He was a good kid. Smarter than the grown-ups, unafraid of bullies, and his best friend was a girl. Actually, I forgot that his best friend was a girl till I re-read one of the books last night. The mysteries hold up well (and I even remembered some of the solutions - not solved, but remembered from when I was nine or twelveor whatever). The dialogue is a little dated, but that's a positive rather than a negative. The metaphors are funny; the sarcasm child-like and not obnoxious.
This part shocked me however:
On Tuesday, business was slow all morning till Elmo Thomas came in.Sure, as children, we often feel our parents' decisions are unfair, but Encyclopedia's defence of parents and grown-ups in general is so rare, that it made me pause and re-read the dialogue - and notice how mild Elmo's complaint is. (Compare it to the way child 'sass' has been depicted in books, tv shows, and film since the 80s).
"Mothers," he grumbled. "They don't understand kids."
"That's no way to talk," protested Encyclopedia.

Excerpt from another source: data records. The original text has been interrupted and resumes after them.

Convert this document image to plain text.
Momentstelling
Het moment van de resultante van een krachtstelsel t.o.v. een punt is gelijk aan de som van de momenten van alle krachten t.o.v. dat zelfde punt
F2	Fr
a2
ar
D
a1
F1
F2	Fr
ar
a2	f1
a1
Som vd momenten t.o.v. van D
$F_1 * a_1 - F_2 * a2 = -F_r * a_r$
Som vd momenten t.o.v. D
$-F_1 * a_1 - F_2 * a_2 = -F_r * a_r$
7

Philip Pullman has said that it's easiest to write a kid's story with an orphan as the protagonist, because parents just get in the way. I think he's right, and it's something that most writers intuit quite quickly (unless the parents are part of the story, or must be there to provide a safe haven for the end). When a child is the hero of the story, parents are usually absent (negligent/deceased/ill/in a parallel world):
- Sarah in "A Little Princess" - orphan
- Mary in "The Secret Garden" - orphan
- Lyra in "The Golden Compass" - orphan in the sense that her parents are not her guardians nor are they known to her
- Will in "The Subtle Knife" - only child to an ill single mother and long-lost father - in modern child psychology, Will would be considered "parentified"
- Huckleberry Finn - under guardianship of Widow Douglas and then later escaping a neglectful alcoholic father
- Harry Potter - perhaps the most famous children's lit orphan of our time
- Pippi Longstockings - living alone with her horse and her monkey; father lost at sea
I guess I'm so familiar with a children's lit character having no parents, that I found Encyclopedia's respect for grown-ups incredibly sweet and startling.
The Encyclopedia Brown books are written by Donald J. Sobol and have been in print since the late '60s.
Addendum: How did I forget Oliver Twist?!